Tokunaga Nobuhiro, Sadahiro Sotaro, Kise Yoshifumi, Suzuki Toshiyuki, Mukai Masaya, Yasuda Seiei, Ogoshi Kyoji, Tajima Tomoo, Makuuchi Hiroyasu
Department of Surgery, Tokai University School of Medicine, Isehara, Kanagawa, Japan.
Tokai J Exp Clin Med. 2003 Apr;28(1):35-8.
Cytomegalovirus infection of the gastrointestinal tract is a rare serious complication in patients with collagen diseases receiving immunosuppressive agents. We report 3 such cases diagnosed by endoscopy followed by proper treatment. The patients include 38 and 53 years old females with systemic lupus erythematosus. They presented epigastric pain after pulse steroid therapy and combination therapy with steroids and cyclophosphamide, respectively. Their endoscopical findings were multiple small gastric erosions. The other patient was a 60-year-old female with polymyositis who developed rectal bleeding after steroid and imuran therapy. Her endoscopical finding was a discrete, irregular rectal ulcer. The diagnosis of all the patients was confirmed by biopsies of those lesions showing giant cell inclusion bodies and positive staining with anti- cytomegalovirus -antibodies. All patients were treated properly with ganciclovir. We should always keep in mind of a cytomegalovirus infection of the gastrointestinal tract in a patient with collagen disease receiving immunosuppressive agents.

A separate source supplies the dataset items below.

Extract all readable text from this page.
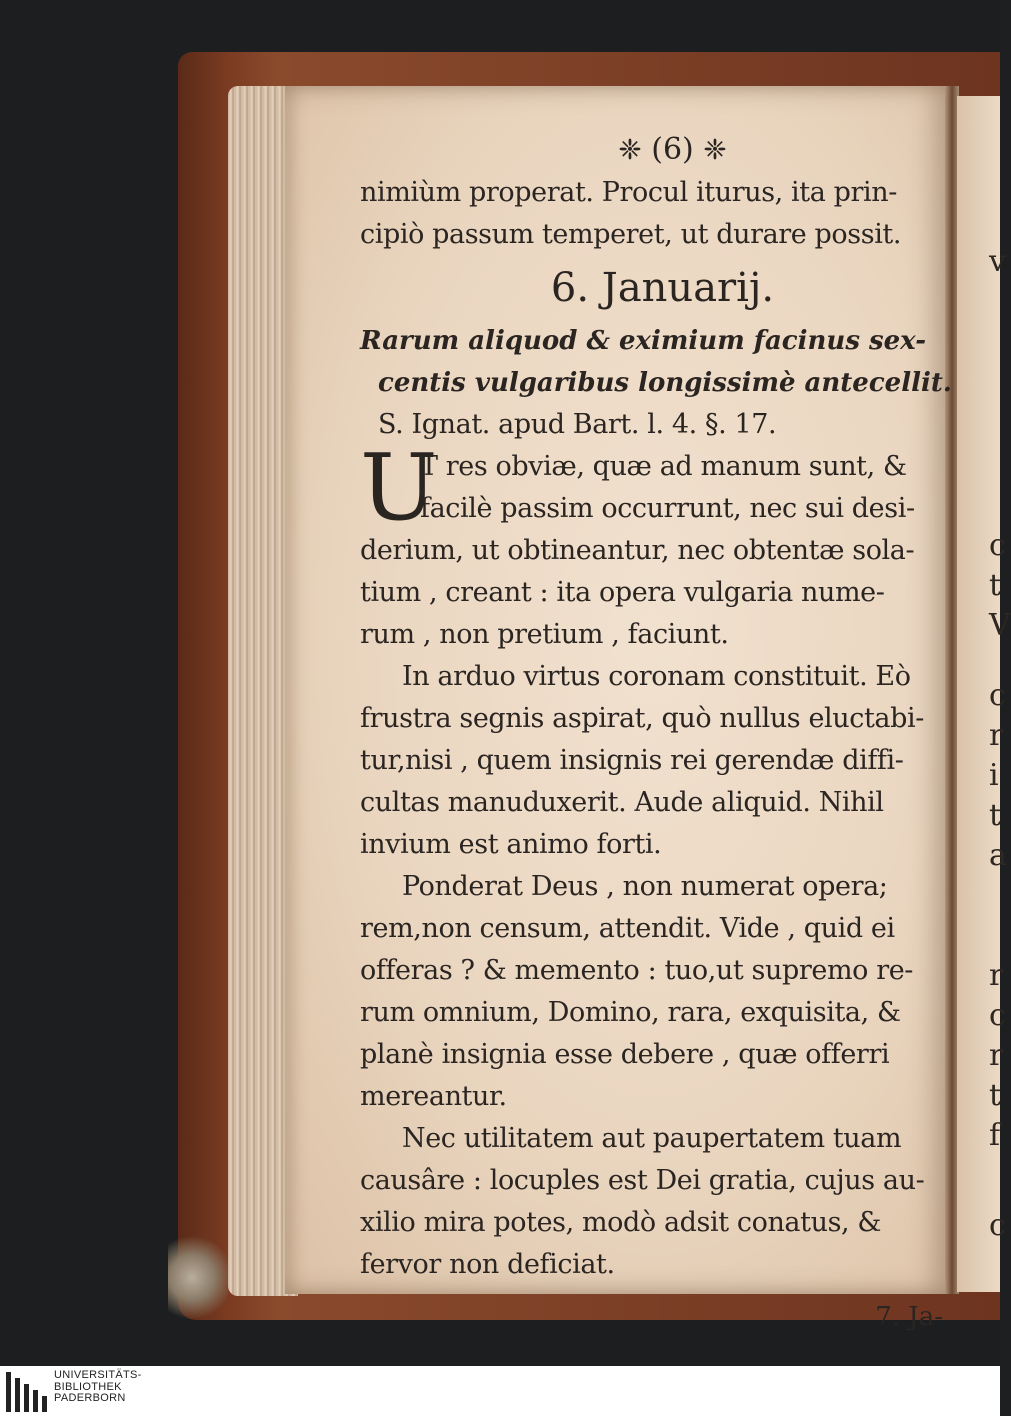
v
c
t
V
c
r
i
t
a
r
c
r
t
f
c
❈ (6) ❈
nimiùm properat. Procul iturus, ita prin-
cipiò passum temperet, ut durare possit.
6. Januarij.
Rarum aliquod & eximium facinus sex-
centis vulgaribus longissimè antecellit.
S. Ignat. apud Bart. l. 4. §. 17.
U
T res obviæ, quæ ad manum sunt, &
facilè passim occurrunt, nec sui desi-
derium, ut obtineantur, nec obtentæ sola-
tium , creant : ita opera vulgaria nume-
rum , non pretium , faciunt.
In arduo virtus coronam constituit. Eò
frustra segnis aspirat, quò nullus eluctabi-
tur,nisi , quem insignis rei gerendæ diffi-
cultas manuduxerit. Aude aliquid. Nihil
invium est animo forti.
Ponderat Deus , non numerat opera;
rem,non censum, attendit. Vide , quid ei
offeras ? & memento : tuo,ut supremo re-
rum omnium, Domino, rara, exquisita, &
planè insignia esse debere , quæ offerri
mereantur.
Nec utilitatem aut paupertatem tuam
causâre : locuples est Dei gratia, cujus au-
xilio mira potes, modò adsit conatus, &
fervor non deficiat.
7. Ja-
UNIVERSITÄTS-
BIBLIOTHEK
PADERBORN
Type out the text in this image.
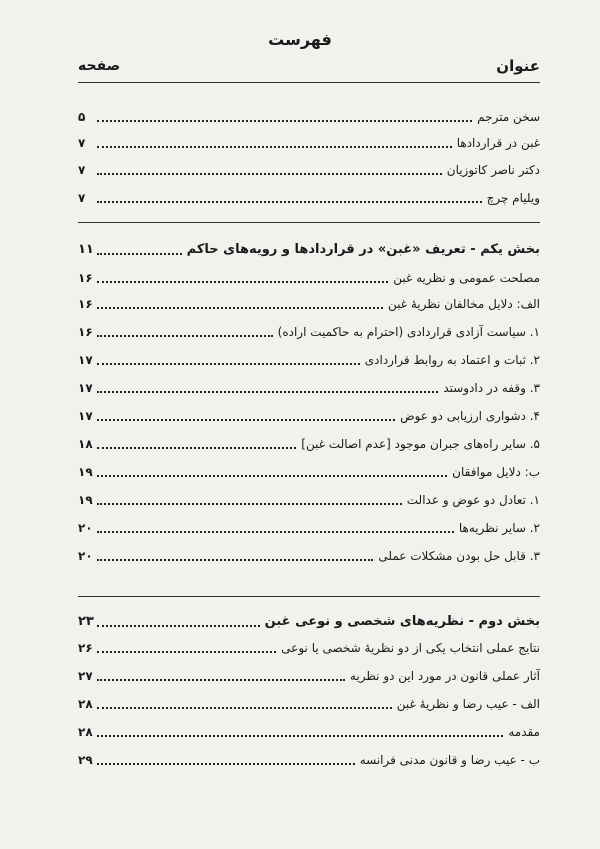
فهرست
عنوان
صفحه
سخن مترجم
۵
غبن در قراردادها
۷
دکتر ناصر کاتوزیان
۷
ویلیام چرچ
۷
بخش یکم - تعریف «غبن» در قراردادها و رویه‌های حاکم
۱۱
مصلحت عمومی و نظریه غبن
۱۶
الف: دلایل مخالفان نظریهٔ غبن
۱۶
۱. سیاست آزادی قراردادی (احترام به حاکمیت اراده)
۱۶
۲. ثبات و اعتماد به روابط قراردادی
۱۷
۳. وقفه در دادوستد
۱۷
۴. دشواری ارزیابی دو عوض
۱۷
۵. سایر راه‌های جبران موجود [عدم اصالت غبن]
۱۸
ب: دلایل موافقان
۱۹
۱. تعادل دو عوض و عدالت
۱۹
۲. سایر نظریه‌ها
۲۰
۳. قابل حل بودن مشکلات عملی
۲۰
بخش دوم - نظریه‌های شخصی و نوعی غبن
۲۳
نتایج عملی انتخاب یکی از دو نظریهٔ شخصی یا نوعی
۲۶
آثار عملی قانون در مورد این دو نظریه
۲۷
الف - عیب رضا و نظریهٔ غبن
۲۸
مقدمه
۲۸
ب - عیب رضا و قانون مدنی فرانسه
۲۹
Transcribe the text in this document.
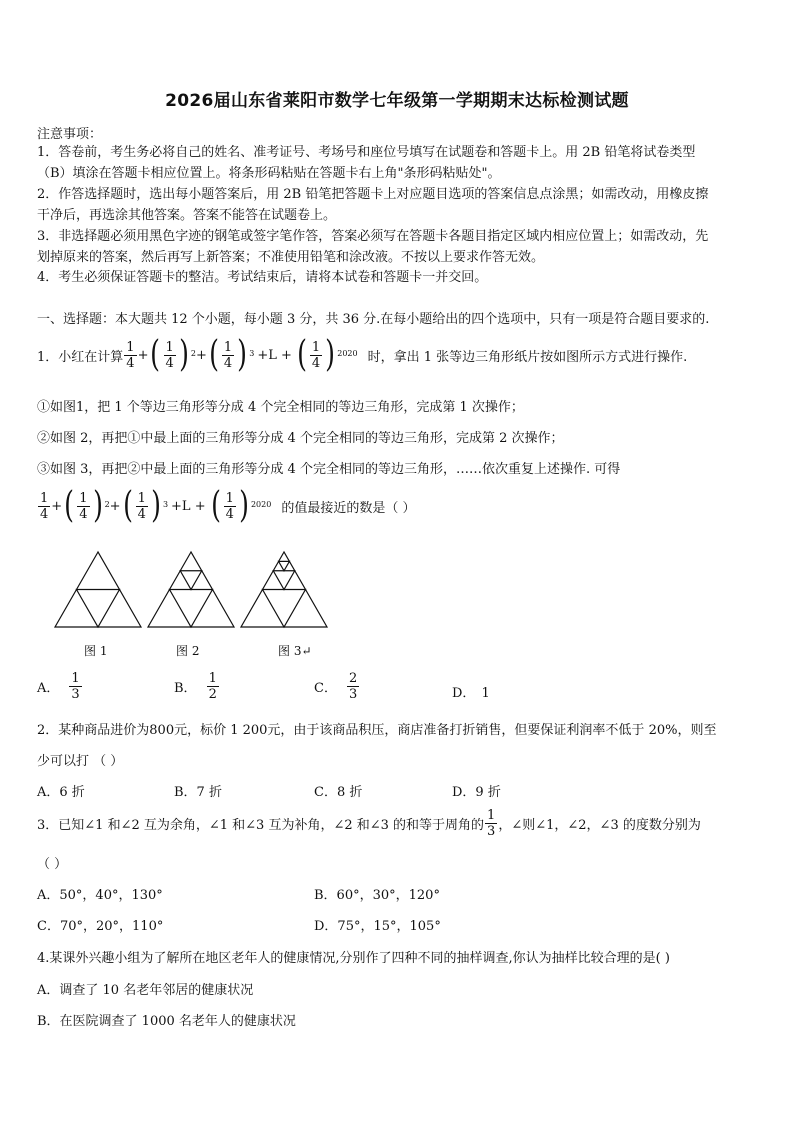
2026届山东省莱阳市数学七年级第一学期期末达标检测试题
注意事项：
1．答卷前，考生务必将自己的姓名、准考证号、考场号和座位号填写在试题卷和答题卡上。用 2B 铅笔将试卷类型
（B）填涂在答题卡相应位置上。将条形码粘贴在答题卡右上角"条形码粘贴处"。
2．作答选择题时，选出每小题答案后，用 2B 铅笔把答题卡上对应题目选项的答案信息点涂黑；如需改动，用橡皮擦
干净后，再选涂其他答案。答案不能答在试题卷上。
3．非选择题必须用黑色字迹的钢笔或签字笔作答，答案必须写在答题卡各题目指定区域内相应位置上；如需改动，先
划掉原来的答案，然后再写上新答案；不准使用铅笔和涂改液。不按以上要求作答无效。
4．考生必须保证答题卡的整洁。考试结束后，请将本试卷和答题卡一并交回。
一、选择题：本大题共 12 个小题，每小题 3 分，共 36 分.在每小题给出的四个选项中，只有一项是符合题目要求的.
1．小红在计算 $\frac{1}{4}$ + ( $\frac{1}{4}$ ) 2 + ( $\frac{1}{4}$ ) 3 +L + ( $\frac{1}{4}$ ) 2020 时，拿出 1 张等边三角形纸片按如图所示方式进行操作.
①如图1，把 1 个等边三角形等分成 4 个完全相同的等边三角形，完成第 1 次操作；
②如图 2，再把①中最上面的三角形等分成 4 个完全相同的等边三角形，完成第 2 次操作；
③如图 3，再把②中最上面的三角形等分成 4 个完全相同的等边三角形，……依次重复上述操作. 可得
$\frac{1}{4}$ + ( $\frac{1}{4}$ ) 2 + ( $\frac{1}{4}$ ) 3 +L + ( $\frac{1}{4}$ ) 2020 的值最接近的数是（ ）
图 1	图 2	图 3↵
A． $\frac{1}{3}$	B． $\frac{1}{2}$	C． $\frac{2}{3}$	D． 1
2．某种商品进价为800元，标价 1 200元，由于该商品积压，商店准备打折销售，但要保证利润率不低于 20%，则至
少可以打 （ ）
A．6 折	B．7 折	C．8 折	D．9 折
3．已知∠1 和∠2 互为余角，∠1 和∠3 互为补角，∠2 和∠3 的和等于周角的 $\frac{1}{3}$ ，∠则∠1，∠2，∠3 的度数分别为
（ ）
A．50°，40°，130°	B．60°，30°，120°
C．70°，20°，110°	D．75°，15°，105°
4.某课外兴趣小组为了解所在地区老年人的健康情况,分别作了四种不同的抽样调查,你认为抽样比较合理的是( )
A．调查了 10 名老年邻居的健康状况
B．在医院调查了 1000 名老年人的健康状况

巨细胞病毒感染胃肠道是接受免疫抑制剂治疗的胶原病患者中一种罕见的严重并发症。我们报告3例经内镜诊断并接受适当治疗的此类病例。患者包括两名患有系统性红斑狼疮的38岁和53岁女性,她们分别在接受脉冲类固醇治疗以及类固醇与环磷酰胺联合治疗后出现上腹部疼痛。她们的内镜检查结果均为多发性小的胃糜烂。另一名患者是一名60岁患有多发性肌炎的女性,在接受类固醇和硫唑嘌呤治疗后出现直肠出血。她的内镜检查结果是一个孤立的、不规则的直肠溃疡。所有患者病变活检显示巨细胞包涵体且抗巨细胞病毒抗体染色阳性,确诊为此病。所有患者均接受了更昔洛韦的适当治疗。对于接受免疫抑制剂治疗的胶原病患者,我们应始终牢记其胃肠道可能存在巨细胞病毒感染。